AI News Roundup: Meta Pays for News, Perplexity Gets Hacked, and AI Leaves the Cloud
Four stories crossed my feed today that, taken together, paint a pretty clear picture of where AI is in March 2026. Not where the hype cycle says it is. Where it actually is.
Let's get into it.
Meta pays $100M to train on journalism
Meta signed a deal with News Corp worth up to $100 million for content licensing. The idea is straightforward: Meta gets high-quality training data from News Corp's publications (Wall Street Journal, New York Post, a bunch of Australian outlets), and News Corp gets paid for it instead of having their work scraped without permission.
I have mixed feelings about this.
On one hand, good. Journalists deserve compensation when their work trains systems that will compete with them for attention. The "fair use" argument that AI companies have been leaning on was always thin. You can't build a product that summarizes news articles and then claim the articles weren't important to your product.
On the other hand, $100M sounds like a lot until you realize Meta made $164 billion in revenue last year. This is a rounding error to them. And it sets a price floor that smaller AI companies can't afford, which means the big players lock up the best training data and everyone else gets the leftovers.
The journalism-AI relationship is going to stay messy for a while. This deal doesn't resolve anything. It just establishes that money will change hands while both sides figure out the actual terms.
Perplexity's Comet browser is a security disaster

Here's one that should worry you if you've been using Perplexity's Comet browser. Security researchers found a flaw that exposed users to data theft. Not a theoretical vulnerability. An actual, exploitable security hole in a browser that's supposed to be the "AI-native" replacement for Chrome.

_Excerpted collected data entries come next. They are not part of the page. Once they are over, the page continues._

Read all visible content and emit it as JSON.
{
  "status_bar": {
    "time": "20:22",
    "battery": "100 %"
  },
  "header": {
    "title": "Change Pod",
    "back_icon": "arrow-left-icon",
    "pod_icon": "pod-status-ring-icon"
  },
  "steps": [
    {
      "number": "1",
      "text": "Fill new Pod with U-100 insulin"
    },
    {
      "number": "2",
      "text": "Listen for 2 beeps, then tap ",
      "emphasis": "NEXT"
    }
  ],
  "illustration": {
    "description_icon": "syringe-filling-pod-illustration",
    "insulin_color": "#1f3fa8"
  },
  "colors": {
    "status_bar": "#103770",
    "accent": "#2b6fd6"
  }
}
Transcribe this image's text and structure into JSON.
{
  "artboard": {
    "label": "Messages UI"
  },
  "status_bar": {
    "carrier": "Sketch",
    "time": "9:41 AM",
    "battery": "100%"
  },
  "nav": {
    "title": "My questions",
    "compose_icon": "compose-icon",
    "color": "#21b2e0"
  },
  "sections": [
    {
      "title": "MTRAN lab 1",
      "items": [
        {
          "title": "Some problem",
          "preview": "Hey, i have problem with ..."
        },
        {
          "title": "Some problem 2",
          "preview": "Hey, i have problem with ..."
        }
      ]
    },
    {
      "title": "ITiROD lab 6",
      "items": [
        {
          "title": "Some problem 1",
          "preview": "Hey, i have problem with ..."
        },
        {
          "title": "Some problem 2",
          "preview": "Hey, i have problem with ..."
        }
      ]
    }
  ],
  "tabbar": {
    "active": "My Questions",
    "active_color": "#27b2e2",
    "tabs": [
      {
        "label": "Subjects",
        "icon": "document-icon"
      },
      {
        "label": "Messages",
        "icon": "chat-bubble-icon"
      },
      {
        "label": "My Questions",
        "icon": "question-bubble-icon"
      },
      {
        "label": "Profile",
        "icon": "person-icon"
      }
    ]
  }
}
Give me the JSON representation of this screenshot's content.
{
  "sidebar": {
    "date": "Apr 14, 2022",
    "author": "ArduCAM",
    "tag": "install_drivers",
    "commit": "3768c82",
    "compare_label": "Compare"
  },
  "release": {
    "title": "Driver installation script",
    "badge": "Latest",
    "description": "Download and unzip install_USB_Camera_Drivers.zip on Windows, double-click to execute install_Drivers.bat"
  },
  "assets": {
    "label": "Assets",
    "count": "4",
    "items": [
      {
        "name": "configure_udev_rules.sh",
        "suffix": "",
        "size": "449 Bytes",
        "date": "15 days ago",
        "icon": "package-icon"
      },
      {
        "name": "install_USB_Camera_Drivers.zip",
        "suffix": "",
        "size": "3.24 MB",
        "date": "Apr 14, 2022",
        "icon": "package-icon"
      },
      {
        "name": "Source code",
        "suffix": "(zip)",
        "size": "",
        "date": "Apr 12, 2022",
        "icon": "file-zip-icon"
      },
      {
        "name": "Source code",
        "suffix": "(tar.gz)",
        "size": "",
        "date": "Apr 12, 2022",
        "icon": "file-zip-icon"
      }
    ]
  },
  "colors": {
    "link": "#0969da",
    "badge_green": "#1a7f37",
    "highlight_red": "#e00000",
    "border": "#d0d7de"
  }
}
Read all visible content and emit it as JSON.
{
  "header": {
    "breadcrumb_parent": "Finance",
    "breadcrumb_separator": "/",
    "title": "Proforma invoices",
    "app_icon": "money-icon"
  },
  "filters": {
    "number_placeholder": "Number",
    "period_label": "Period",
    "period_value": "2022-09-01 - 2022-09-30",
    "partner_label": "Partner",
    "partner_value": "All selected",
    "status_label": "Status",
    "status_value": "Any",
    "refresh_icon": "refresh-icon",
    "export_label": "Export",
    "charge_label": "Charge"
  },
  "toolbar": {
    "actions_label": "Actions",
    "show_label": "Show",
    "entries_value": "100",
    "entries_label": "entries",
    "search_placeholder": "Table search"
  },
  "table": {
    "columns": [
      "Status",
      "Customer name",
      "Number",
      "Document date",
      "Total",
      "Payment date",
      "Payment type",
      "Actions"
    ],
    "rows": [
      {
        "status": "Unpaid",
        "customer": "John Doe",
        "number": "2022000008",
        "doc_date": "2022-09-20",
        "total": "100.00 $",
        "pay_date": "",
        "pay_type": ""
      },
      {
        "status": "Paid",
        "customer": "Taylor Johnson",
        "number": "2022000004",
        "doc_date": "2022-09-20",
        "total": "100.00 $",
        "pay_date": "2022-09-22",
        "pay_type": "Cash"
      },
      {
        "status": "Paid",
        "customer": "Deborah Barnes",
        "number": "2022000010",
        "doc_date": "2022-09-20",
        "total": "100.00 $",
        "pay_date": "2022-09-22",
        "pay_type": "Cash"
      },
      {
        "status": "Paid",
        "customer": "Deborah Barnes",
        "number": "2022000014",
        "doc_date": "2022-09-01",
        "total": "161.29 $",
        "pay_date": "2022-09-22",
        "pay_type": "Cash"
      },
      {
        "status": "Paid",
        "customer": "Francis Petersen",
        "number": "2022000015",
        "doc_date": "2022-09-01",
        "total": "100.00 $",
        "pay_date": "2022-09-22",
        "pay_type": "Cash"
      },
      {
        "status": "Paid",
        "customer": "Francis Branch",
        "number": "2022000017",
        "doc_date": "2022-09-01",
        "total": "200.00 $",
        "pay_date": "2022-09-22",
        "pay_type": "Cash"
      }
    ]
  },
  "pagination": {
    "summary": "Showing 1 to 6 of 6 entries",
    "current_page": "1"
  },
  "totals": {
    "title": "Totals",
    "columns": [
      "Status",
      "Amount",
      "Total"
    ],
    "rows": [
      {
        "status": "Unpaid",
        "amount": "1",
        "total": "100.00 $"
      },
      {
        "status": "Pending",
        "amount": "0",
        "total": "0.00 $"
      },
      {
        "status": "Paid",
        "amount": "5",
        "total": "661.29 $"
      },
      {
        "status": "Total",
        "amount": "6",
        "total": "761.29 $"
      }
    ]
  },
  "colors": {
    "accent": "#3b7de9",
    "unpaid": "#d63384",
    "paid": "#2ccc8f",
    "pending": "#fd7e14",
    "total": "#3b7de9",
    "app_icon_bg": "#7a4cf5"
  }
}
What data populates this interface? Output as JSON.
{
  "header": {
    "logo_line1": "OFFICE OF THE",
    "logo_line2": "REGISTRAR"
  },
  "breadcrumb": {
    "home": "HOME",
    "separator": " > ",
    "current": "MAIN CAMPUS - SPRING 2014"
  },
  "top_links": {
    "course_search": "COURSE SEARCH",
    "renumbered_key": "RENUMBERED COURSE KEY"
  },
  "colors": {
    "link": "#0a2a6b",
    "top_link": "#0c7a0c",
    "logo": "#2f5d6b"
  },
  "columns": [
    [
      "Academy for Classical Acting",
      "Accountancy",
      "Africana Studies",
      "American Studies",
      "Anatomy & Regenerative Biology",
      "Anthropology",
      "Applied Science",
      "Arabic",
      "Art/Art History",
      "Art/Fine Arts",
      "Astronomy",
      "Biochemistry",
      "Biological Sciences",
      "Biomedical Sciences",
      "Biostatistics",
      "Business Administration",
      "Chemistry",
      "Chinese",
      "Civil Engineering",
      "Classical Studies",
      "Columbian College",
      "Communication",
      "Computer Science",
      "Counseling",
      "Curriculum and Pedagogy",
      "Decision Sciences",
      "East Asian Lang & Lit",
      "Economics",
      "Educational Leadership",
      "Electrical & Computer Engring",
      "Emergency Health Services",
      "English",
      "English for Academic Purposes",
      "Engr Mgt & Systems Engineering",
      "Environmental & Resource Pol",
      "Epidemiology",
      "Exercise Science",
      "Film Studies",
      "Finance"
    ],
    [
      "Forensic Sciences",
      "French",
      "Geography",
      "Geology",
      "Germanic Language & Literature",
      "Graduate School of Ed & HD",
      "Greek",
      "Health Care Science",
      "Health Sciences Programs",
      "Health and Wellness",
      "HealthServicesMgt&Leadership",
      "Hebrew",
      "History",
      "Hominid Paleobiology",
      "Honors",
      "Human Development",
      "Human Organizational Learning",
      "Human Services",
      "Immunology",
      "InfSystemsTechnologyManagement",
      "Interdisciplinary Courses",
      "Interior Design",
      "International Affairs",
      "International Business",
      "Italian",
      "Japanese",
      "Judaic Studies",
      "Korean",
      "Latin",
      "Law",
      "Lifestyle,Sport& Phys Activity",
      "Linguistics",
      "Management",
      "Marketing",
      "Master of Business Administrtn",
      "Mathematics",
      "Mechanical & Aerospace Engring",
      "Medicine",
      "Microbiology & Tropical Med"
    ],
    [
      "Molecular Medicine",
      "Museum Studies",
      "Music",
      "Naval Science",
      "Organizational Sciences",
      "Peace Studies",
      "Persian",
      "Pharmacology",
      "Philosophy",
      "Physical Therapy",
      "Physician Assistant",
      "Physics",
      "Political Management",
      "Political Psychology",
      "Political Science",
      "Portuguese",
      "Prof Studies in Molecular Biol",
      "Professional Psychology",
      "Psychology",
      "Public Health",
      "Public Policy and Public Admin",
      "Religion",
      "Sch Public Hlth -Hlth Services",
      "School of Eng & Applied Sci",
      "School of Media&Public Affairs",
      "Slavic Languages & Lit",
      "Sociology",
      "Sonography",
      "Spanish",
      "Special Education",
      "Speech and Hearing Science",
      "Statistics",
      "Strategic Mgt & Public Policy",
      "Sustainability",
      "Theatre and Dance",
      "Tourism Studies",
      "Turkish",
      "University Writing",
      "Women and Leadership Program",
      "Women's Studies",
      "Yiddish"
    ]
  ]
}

I keep going back and forth on Perplexity as a company. Their search product is genuinely useful. I use it daily. But they keep stepping on rakes. The plagiarism accusations last year. The publisher lawsuits. And now their browser, the product they positioned as their big platform play, ships with a hole big enough to drive a truck through.
If you're trying to convince people to switch from Google, you cannot afford security incidents. Trust is the single hardest thing to build in browsers. Mozilla spent decades building it. Google spent billions. Perplexity can't just ship fast and fix later when people's browsing data is on the line.
I'd pull Comet off my machine until they publish a full post-mortem. Not a PR statement. An actual technical breakdown of what went wrong, how long it was exposed, and what they've changed in their security review process.
Agentic AI is leaving the cloud

This one's been building for months but 2026 is the year it became undeniable: agentic AI workloads are migrating off the cloud. On-prem and edge deployments are gaining serious traction.
The reasons are practical. Latency matters when your AI agent is making decisions in real-time. Bandwidth costs add up fast when agents are chatty. And a lot of enterprises looked at their cloud bills for 2025, did some math on what agentic workloads would cost at scale, and decided they'd rather buy hardware.
There's also the data governance angle. When your AI agent has access to internal systems and customer data, plenty of companies don't want that traffic leaving their building. I don't blame them.
What I find interesting is how this mirrors earlier compute cycles. Cloud was supposed to be the final destination for everything. Then it turned out that some workloads are cheaper, faster, or safer to run closer to where they're needed. We went through this with CDNs, with IoT, with video processing. AI is following the same gravitational pull.
The winners here will be companies that make on-prem AI deployment not terrible. Right now it's still painful. You need the hardware, the cooling, the expertise, the tooling. Nvidia is laughing all the way to the bank, obviously. But there's a real opening for the companies that can make edge AI as easy to manage as a cloud deployment. That problem isn't solved yet.
AI isn't new anymore
A PYMNTS study came out this week that confirmed something I've been feeling: consumers have stopped "trying" AI. They're just using it. It's not a novelty anymore. It's infrastructure.
This matters more than it sounds.
When a technology moves from "I should try this" to "I already used this three times today and didn't think about it," that's the adoption curve tipping. We're past the point where AI needs to prove it's useful. The question now is which AI products become the default, and which ones get forgotten.
The study found that people are using AI for writing, shopping, research, and planning without making a conscious decision to "use AI." It's just part of how they get things done. Email went through the same transition. So did smartphones.
I think this is going to have a bigger effect on the industry than most people realize. When users stop caring about the AI label, they start caring about the product quality. The novelty premium disappears. You can't sell "powered by AI" anymore. You have to sell something that actually works better than the alternative.
What connects all of this
Training data has a price now. Moving fast still breaks things that shouldn't break. The cloud isn't the only answer for AI compute. And regular people have already moved on from being impressed.
AI in March 2026 is being negotiated over, deployed on physical hardware, failing at basic security, and used without a second thought by millions of people. That's not hype. That's Wednesday.